# My little Granddaughter



## silverhaven (Sep 6, 2009)

Roxy is on TV with her Dad. She is such a little cutie. :tender:

6/16/10: Roz Weston Father's Day - ET Canada - Video - GlobalTV.com - Official Site of Global Television


----------



## sophie (Jul 9, 2006)

Would love to see it, but it says it's not currently available.

Linda


----------



## Snowbody (Jan 3, 2009)

Sorry. The site says it's not available.


----------



## silverhaven (Sep 6, 2009)

Oh! maybe it isn't available in the US  It is working for me. Sorry.


----------



## Maglily (Feb 3, 2009)

That's so cute and a nice keepsake. I didn't realize that he was your son-in-law, i didn't recognize him in your post when Roxy was born. Of course all eyes were on the baby. I was just commenting to my sister the other day when we were watching him on ET, that I thought he was relaxed and well spoken...actually I didn't remember his name, but he's a familar face for sure. But I'll remember it now.
The baby is so sweet.:wub:


----------



## Matilda's mommy (Jun 1, 2005)

:wub:awww I see a baby in a pink hat and blanket, that must be your granddaughter:wub: I can only see part of the daddy, most is blocked. Congrats grandma


----------



## silverhaven (Sep 6, 2009)

Maglily said:


> That's so cute and a nice keepsake. I didn't realize that he was your son-in-law, i didn't recognize him in your post when Roxy was born. Of course all eyes were on the baby. I was just commenting to my sister the other day when we were watching him on ET, that I thought he was relaxed and well spoken...actually I didn't remember his name, but he's a familar face for sure. But I'll remember it now.
> The baby is so sweet.:wub:


Oh nice someone can see it, I guess it must just be unavailable in the U.S.

It is lovely to have  

He is also on the radio in the morning, Kiss fm, the Roz and Mocha show.


----------



## silverhaven (Sep 6, 2009)

Matilda's mommy said:


> :wub:awww I see a baby in a pink hat and blanket, that must be your granddaughter:wub: I can only see part of the daddy, most is blocked. Congrats grandma


Thanks Paula. Here is a pic my daughter took recently of them, given you can't see the video. Thanks for looking and commenting


----------



## Matilda's mommy (Jun 1, 2005)

what a wonderful picture, your grandaughter is beautiful I can't stop looking at her eyes:wub: her daddy is very handsome


----------



## LJSquishy (Feb 27, 2008)

GORGEOUS eyes!!! She is so beautiful, congrats!


----------



## silverhaven (Sep 6, 2009)

Matilda's mommy said:


> what a wonderful picture, your grandaughter is beautiful I can't stop looking at her eyes:wub: her daddy is very handsome


I love her eyes, I think they are just like my daughters. Although I think they will end up the colour of her Daddy's. She is a huge smiler. Not yet 6 months. :crying:she lives a plane ride away 

Her Daddy is a great cook too. Doesn't get better than that


----------



## silverhaven (Sep 6, 2009)

LJSquishy said:


> GORGEOUS eyes!!! She is so beautiful, congrats!

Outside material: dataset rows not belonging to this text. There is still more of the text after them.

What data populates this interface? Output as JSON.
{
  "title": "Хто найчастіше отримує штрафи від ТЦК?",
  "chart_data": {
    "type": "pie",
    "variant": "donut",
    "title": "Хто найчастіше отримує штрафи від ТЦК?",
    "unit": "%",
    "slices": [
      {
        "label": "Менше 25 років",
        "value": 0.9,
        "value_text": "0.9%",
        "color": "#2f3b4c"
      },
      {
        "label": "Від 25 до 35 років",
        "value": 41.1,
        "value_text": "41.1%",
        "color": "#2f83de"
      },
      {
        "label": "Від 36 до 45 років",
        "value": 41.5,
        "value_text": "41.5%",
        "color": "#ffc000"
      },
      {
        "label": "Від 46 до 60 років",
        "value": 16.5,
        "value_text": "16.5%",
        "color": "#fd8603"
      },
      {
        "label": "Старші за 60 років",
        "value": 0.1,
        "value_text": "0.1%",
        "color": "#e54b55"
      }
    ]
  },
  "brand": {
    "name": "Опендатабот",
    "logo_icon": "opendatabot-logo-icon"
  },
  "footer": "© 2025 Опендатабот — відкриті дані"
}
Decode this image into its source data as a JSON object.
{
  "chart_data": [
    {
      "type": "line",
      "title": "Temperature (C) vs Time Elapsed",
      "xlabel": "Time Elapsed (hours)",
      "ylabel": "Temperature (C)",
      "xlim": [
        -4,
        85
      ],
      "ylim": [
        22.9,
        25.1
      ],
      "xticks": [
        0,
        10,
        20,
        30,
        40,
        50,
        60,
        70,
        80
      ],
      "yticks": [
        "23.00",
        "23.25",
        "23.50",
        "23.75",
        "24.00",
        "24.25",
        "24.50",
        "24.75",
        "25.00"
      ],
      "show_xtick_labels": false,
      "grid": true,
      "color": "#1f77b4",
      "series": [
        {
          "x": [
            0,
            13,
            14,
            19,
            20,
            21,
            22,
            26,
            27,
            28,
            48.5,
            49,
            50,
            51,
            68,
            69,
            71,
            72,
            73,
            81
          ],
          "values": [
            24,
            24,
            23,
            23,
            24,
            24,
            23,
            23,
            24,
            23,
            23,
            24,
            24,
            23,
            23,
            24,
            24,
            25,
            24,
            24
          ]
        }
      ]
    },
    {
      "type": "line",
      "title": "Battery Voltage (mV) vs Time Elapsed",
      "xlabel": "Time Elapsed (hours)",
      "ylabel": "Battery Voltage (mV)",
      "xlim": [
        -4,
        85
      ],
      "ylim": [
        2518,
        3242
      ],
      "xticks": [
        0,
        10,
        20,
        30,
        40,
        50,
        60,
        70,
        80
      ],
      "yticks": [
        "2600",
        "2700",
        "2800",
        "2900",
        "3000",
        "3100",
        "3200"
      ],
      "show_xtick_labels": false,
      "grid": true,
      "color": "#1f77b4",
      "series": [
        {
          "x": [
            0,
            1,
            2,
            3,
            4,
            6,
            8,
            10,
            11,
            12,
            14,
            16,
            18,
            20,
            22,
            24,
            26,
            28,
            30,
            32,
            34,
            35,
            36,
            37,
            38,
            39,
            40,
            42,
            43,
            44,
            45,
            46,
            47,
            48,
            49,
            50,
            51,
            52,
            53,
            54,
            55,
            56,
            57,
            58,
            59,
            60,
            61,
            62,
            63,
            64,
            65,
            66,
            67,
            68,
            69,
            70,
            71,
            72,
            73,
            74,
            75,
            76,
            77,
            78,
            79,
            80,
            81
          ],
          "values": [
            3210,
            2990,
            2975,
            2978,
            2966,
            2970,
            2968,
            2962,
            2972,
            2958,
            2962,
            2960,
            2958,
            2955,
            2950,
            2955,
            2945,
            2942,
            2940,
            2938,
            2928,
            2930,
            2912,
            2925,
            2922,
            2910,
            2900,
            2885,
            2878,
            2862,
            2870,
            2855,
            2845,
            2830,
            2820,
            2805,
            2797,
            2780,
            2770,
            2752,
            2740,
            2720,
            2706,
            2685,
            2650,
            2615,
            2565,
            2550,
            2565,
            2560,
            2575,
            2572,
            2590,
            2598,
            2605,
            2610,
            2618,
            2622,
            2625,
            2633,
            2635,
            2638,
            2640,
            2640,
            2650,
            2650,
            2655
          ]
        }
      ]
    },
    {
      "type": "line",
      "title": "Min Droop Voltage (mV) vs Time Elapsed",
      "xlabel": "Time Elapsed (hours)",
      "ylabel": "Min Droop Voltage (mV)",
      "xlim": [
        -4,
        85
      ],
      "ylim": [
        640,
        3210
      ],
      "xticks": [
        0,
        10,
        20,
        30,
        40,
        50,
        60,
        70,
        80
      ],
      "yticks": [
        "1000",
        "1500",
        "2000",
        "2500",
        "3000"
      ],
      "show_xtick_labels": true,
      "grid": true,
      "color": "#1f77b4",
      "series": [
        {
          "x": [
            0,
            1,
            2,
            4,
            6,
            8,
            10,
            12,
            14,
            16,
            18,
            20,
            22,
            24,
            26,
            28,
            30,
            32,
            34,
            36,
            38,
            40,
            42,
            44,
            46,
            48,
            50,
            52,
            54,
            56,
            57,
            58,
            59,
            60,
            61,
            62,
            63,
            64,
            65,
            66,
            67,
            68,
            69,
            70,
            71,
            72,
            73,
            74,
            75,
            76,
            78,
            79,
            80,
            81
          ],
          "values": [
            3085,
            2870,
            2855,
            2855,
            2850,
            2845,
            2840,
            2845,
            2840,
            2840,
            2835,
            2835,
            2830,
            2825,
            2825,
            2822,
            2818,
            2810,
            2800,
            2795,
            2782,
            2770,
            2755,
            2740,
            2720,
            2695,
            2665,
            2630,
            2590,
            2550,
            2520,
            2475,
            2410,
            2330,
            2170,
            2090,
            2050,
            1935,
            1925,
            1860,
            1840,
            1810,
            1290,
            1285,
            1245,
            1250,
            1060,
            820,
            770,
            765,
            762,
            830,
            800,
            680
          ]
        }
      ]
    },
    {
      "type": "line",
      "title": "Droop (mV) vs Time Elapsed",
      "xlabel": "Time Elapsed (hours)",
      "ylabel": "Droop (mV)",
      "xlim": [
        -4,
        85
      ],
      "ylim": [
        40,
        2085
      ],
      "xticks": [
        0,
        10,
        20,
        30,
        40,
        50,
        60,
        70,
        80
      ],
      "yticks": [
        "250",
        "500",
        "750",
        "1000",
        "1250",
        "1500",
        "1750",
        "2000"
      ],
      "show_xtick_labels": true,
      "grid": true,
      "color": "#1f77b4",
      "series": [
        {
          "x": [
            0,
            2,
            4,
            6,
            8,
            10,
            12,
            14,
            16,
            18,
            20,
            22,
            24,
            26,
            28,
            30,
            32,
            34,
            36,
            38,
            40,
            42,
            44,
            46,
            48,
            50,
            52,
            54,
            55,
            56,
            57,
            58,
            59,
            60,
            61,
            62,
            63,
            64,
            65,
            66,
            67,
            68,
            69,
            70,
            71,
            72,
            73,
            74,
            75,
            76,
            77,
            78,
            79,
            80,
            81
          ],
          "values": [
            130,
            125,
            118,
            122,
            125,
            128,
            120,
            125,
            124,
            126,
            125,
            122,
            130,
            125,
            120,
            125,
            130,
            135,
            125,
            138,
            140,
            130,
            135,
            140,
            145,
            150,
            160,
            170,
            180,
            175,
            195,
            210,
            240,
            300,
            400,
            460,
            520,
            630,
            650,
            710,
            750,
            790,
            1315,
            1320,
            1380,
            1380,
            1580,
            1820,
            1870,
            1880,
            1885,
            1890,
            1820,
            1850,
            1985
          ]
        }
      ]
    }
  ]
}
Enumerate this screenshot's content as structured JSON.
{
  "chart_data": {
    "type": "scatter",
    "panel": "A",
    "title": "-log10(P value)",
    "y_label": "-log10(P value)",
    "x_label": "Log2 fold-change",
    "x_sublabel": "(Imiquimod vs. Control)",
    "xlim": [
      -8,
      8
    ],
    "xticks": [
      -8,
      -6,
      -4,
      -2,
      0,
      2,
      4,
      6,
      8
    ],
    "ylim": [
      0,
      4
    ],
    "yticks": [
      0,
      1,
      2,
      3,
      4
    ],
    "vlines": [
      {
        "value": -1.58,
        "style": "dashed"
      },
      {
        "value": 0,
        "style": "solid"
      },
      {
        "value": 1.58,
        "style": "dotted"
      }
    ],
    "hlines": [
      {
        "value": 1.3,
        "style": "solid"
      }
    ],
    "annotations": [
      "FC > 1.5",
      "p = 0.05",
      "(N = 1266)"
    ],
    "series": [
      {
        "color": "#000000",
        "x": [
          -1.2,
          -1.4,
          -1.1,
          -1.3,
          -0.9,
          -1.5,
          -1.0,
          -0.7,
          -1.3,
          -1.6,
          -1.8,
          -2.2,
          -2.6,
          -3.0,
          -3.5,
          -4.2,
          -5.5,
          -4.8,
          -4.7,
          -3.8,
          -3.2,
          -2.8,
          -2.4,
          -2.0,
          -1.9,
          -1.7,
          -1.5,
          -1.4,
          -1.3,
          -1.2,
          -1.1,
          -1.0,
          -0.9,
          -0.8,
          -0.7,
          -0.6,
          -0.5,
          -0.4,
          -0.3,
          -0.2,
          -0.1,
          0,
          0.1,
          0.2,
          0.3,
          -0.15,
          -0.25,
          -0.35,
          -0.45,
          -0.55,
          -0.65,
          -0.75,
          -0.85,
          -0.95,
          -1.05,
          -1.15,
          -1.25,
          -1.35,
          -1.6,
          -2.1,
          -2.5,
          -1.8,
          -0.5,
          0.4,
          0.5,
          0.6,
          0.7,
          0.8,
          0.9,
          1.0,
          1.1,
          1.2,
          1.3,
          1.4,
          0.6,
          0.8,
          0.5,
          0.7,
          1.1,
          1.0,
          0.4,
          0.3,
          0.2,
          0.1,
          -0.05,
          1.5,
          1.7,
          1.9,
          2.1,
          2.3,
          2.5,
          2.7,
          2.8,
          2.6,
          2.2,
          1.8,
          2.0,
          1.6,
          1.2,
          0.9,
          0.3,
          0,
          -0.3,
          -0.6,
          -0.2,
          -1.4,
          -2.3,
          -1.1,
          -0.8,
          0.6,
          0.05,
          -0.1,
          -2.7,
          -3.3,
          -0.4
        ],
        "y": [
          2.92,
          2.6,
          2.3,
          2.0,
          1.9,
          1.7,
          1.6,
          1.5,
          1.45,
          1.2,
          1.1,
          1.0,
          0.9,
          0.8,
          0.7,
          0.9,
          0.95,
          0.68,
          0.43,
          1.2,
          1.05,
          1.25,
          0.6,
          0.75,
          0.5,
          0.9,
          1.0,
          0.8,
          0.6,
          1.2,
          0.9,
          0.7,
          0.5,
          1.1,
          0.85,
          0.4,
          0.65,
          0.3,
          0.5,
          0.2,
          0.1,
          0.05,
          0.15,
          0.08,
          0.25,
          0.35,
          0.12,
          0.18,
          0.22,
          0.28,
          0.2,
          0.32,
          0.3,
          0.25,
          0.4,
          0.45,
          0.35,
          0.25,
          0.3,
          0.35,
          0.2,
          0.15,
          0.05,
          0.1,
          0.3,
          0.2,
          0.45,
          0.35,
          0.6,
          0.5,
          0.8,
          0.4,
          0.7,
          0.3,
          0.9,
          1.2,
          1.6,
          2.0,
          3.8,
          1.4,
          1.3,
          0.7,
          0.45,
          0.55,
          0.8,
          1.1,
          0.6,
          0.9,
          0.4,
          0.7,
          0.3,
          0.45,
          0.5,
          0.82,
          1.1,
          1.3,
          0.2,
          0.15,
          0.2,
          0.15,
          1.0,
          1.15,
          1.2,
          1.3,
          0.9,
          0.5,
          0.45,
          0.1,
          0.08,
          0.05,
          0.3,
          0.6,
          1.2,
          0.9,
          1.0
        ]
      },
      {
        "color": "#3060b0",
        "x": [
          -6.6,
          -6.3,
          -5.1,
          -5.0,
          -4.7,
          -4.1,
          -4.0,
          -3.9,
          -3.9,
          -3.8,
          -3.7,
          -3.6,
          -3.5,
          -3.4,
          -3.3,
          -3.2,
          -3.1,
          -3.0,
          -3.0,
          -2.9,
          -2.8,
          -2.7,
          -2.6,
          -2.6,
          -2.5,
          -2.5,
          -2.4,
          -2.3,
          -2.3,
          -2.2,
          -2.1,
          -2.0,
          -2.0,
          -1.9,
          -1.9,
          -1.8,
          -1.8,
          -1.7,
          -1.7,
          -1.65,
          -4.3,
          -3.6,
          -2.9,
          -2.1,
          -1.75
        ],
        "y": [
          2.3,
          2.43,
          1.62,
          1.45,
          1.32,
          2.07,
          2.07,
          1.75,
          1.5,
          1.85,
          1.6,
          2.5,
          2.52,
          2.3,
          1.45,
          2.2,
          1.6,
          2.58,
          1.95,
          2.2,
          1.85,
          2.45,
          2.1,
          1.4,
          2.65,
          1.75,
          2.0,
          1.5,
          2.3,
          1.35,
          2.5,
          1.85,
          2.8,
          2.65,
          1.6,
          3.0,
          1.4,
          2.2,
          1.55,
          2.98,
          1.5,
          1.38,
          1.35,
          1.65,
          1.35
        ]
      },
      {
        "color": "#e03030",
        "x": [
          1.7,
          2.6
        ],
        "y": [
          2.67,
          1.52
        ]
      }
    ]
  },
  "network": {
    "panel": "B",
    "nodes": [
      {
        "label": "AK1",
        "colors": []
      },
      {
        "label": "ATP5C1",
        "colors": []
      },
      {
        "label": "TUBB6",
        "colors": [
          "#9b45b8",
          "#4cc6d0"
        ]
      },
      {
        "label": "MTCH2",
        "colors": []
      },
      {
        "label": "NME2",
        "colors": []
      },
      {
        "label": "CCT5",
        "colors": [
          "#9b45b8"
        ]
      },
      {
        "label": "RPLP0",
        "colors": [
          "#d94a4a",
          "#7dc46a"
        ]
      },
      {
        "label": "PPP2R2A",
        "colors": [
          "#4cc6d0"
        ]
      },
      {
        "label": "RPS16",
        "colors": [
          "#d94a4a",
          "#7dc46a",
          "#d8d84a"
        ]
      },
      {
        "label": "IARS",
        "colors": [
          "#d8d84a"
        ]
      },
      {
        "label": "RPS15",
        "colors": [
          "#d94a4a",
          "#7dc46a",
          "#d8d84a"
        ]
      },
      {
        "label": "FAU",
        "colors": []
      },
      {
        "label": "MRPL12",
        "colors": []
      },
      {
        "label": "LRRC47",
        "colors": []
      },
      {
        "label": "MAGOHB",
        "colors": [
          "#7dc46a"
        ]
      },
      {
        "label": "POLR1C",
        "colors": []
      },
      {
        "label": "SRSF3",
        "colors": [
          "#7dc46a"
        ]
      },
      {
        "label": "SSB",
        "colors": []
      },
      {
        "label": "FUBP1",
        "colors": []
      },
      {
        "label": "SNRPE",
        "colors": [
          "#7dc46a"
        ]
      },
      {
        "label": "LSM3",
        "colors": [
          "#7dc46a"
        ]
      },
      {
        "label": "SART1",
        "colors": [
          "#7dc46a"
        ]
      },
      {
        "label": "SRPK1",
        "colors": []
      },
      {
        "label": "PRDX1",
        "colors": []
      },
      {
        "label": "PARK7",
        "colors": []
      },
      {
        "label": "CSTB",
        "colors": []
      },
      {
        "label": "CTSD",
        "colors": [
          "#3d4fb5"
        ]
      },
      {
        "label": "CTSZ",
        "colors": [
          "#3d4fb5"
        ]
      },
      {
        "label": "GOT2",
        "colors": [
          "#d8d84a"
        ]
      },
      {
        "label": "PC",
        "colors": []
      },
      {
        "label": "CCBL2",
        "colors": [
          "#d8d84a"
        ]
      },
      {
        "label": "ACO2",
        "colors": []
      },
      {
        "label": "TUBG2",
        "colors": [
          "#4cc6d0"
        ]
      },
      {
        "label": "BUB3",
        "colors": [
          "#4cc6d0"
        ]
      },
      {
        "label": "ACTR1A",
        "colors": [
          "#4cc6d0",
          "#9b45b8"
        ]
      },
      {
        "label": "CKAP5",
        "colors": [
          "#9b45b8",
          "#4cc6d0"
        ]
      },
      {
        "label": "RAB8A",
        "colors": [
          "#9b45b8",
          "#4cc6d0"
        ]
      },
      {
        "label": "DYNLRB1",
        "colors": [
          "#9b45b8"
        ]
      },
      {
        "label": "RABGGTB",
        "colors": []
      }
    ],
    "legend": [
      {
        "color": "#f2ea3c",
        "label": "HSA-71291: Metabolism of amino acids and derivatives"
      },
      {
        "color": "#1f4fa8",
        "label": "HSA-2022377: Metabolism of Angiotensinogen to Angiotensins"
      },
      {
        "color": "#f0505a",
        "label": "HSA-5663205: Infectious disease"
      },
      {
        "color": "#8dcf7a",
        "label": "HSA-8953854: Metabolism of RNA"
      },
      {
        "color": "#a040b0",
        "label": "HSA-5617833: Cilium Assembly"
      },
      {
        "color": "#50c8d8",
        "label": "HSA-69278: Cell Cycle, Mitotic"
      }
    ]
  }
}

Thanks Lisa, being a Grandma is fun :chili:


----------



## puppy lover (Dec 25, 2007)

Maureen, she is sooo beautiful and adorable:wub: Looks like she can do commercials, that's how gorgeous!


----------



## silverhaven (Sep 6, 2009)

puppy lover said:


> Maureen, she is sooo beautiful and adorable:wub: Looks like she can do commercials, that's how gorgeous!


Hi Sunnie, good to see you  

Funnily enough she is going to be a baby model for a baby clothing company


----------



## Katkoota (Feb 18, 2006)

silverhaven said:


> Thanks Paula. Here is a pic my daughter took recently of them, given you can't see the video. Thanks for looking and commenting


:wub::wub::wub::wub::wub:AWWWWWWWWWWWWWWWWWWWWH I LOVE this picture..what a precious baby:wub: oh my, time does fly. I remember when you shared her pic when she was newly born...!!!!! you must be one proud grandma :wub::wub:

hugs
Kat


----------



## CrystalAndZoe (Jul 11, 2006)

*sigh* Could there be anything more perfect? :tender:

But I'm thinking it's just not right to have so much beauty all in one family.


----------